Continuamos la lectura del discurso de la llanura en la que el Señor revela su corazón y, por tanto, aquello a lo que está llamado el nuestro. El Señor es severo, contundente. No se anda con rodeos. Habla con una seriedad notable y no es, ni mucho menos, el buenista que tantas veces creemos que es. En fin, si la semana pasada el listón se nos ponía en amar al enemigo, en esta se nos advierte de tres cosas: que ojo a quien tomamos por maestro, que hagamos autocrítica para no caer en la hipocresía y que de la bondad salen los frutos.

La primera y la segunda cuestión se unifican en apenas unas preguntas y una práctica cristiana: ¿a quién seguimos?, ¿a quienes nos dice la verdad de las cosas o a quienes nos dicen lo que queremos escuchar? Pero, ojo, que aparece otra cuestión más sutil: ¿nos creemos que todo juicio que hacemos es acertado sin atender a que hay muchas cosas sujetas a gustos y perspectivas?, ¿absolutizamos nuestra opinión sobre lo opinable?, ¿nos creemos toda alabanza que nos hacen sin autocrítica? Cuidado con esa tentación sutil que se nos cuela a todos. Ante esto, la única respuesta es el examen de conciencia, el vivir en la verdad, cosa que no sólo hay que intentar, sino vivir como don. Y, para ello, se hace preciso seguir al gran maestro, que no es otro que Jesús, que su Iglesia, su Tradición, su Magisterio. Por encima de toda opinión personal. De hecho, seguir el dogma es lo más liberador que hay, pues nos libera de los mayores tiranos que podamos conocer, que somos nosotros mismos. Nos liberará y nos animará, regalándonos la corrección y el perdón en la confesión. Así actúa la Iglesia, no así tantas veces los hombres, por desgracia. De hecho, es verdaderamente patético cuando personas sin autocrítica nos corrigen todo el día, sobre todo en cosas opinables, y nunca te dicen las cosas buenas.

Y la tercera cuestión, los frutos. Hay que desterrar la idea de que los frutos son lo que vemos, la mentalidad empírica en nuestra vida cristiana. Los frutos son, en primer lugar, el mismo hecho de la conversión, de tener fe, de orientarnos hacia el Señor, de rezar. Es decir, el fruto primero es nuestra fe y la vida que ella emana. De hecho, san Pablo, en su carta a los Gálatas, lo deja claro: dice que los frutos del Espíritu son el amor, el gozo, la paz, la paciencia, la benignidad, la bondad, la fe, la mansedumbre y la templanza.

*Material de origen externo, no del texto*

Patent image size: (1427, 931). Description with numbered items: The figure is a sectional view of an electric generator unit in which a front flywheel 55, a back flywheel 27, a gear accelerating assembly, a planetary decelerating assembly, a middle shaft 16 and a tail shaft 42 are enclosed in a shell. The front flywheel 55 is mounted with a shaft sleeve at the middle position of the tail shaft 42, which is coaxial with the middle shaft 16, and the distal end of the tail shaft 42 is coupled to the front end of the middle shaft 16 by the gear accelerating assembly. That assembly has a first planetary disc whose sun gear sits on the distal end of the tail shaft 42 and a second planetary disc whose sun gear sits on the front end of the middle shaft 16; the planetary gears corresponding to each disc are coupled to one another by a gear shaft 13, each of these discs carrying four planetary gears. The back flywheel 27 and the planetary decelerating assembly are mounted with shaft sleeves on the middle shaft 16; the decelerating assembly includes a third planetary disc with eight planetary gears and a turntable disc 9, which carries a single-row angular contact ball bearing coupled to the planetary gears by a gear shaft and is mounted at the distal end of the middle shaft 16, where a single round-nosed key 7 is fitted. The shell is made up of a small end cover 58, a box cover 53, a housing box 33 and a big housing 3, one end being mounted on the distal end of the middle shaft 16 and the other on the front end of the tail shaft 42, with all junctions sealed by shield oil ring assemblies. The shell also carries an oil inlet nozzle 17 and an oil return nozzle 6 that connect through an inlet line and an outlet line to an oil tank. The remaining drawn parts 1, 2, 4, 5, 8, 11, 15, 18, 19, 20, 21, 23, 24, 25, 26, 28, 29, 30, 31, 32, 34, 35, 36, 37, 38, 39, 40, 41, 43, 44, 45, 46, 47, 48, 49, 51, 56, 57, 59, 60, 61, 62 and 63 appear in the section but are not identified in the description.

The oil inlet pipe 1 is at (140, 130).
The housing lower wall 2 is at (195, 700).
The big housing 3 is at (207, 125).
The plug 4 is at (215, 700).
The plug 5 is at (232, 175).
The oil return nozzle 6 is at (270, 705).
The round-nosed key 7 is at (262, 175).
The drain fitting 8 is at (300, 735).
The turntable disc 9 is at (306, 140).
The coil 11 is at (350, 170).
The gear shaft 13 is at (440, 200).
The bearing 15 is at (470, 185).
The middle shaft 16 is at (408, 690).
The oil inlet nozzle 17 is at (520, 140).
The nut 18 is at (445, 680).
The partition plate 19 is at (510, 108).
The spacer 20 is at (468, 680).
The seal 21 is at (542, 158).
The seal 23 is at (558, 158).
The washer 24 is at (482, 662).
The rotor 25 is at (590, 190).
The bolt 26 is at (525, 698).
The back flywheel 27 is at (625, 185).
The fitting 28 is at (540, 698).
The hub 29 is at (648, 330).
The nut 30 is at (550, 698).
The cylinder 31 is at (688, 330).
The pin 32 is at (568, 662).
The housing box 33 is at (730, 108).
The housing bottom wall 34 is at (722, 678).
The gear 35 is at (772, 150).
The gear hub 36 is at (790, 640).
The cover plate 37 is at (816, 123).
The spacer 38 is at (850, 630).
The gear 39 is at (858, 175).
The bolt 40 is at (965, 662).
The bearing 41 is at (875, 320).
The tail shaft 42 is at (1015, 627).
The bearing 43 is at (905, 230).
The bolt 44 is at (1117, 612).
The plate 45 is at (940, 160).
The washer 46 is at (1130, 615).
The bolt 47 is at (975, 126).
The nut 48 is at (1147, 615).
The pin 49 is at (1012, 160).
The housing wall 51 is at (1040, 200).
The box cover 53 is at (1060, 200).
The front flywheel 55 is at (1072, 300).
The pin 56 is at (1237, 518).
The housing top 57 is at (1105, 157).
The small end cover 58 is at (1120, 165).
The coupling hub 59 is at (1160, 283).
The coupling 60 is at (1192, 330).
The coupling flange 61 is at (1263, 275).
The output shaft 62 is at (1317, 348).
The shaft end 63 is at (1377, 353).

También san Francisco de Asís, hablando de la alegría, dice que la verdadera alegría no es que los reyes entraran en su orden o que sus frailes convirtieran a miles de infieles o hicieran milagros, sino en vivir los acontecimientos de la vida con esos frutos de los que habla san Pablo.

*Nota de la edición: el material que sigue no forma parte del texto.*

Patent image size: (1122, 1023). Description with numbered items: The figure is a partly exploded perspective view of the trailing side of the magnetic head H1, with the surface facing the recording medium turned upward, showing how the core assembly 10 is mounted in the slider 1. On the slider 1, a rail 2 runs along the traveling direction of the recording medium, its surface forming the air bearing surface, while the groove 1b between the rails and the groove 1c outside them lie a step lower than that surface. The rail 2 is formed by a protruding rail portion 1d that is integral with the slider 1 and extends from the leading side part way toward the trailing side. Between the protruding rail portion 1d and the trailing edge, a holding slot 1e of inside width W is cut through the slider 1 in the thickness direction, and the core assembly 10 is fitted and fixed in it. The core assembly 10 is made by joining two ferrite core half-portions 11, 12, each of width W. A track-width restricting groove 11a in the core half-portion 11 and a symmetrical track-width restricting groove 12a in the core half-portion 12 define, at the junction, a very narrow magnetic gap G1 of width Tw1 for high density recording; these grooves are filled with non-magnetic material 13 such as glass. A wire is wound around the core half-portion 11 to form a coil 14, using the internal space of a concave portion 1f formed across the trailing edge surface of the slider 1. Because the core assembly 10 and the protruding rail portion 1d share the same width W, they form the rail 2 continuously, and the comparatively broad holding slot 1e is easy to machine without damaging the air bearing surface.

Además, es que los frutos no son nuestros. Si Dios quiere y no nosotros y nuestros méritos, veremos lo que la vida de santidad que tenemos genera en los demás. Generalmente, el Señor regala la visión de los frutos, pero pensar que no hay fruto en lo que no se puede ver externamente o contar es un error. Mismamente santa Teresa de Calcuta vivió 40 años sin ser capaz de experimentar la obra que estaba generando. ¡Y cuánta gente ha dado fruto tras morir! Un ejemplo claro: san Maximiliano Kolbe, que murió en Auschwitz para salvar la vida de un padre de familia. Gracias a su ejemplo en el morir su obra se multiplicó por infinito y lo que había hecho en vida, que ya era mucho, sobre todo en el fomento de la devoción a la Virgen, quedó en nada comparado con su heroicidad martirial. Por eso, dice Jesús que la dinámica del cristiano es la de la semilla, que crece en lo oculto. No lo olvides, sobre todo cuando tengáis la tentación de la desesperanza al ver que aparentemente no hay fruto. Dejémoslo todo en manos de quien es el único que cambia los corazones y es señor de la historia.

En fin, un buen propósito de vida puede ser el examen de conciencia. Cómo vivimos nuestro día en relación con Dios, con los demás y con nosotros. Será algo realmente liberador.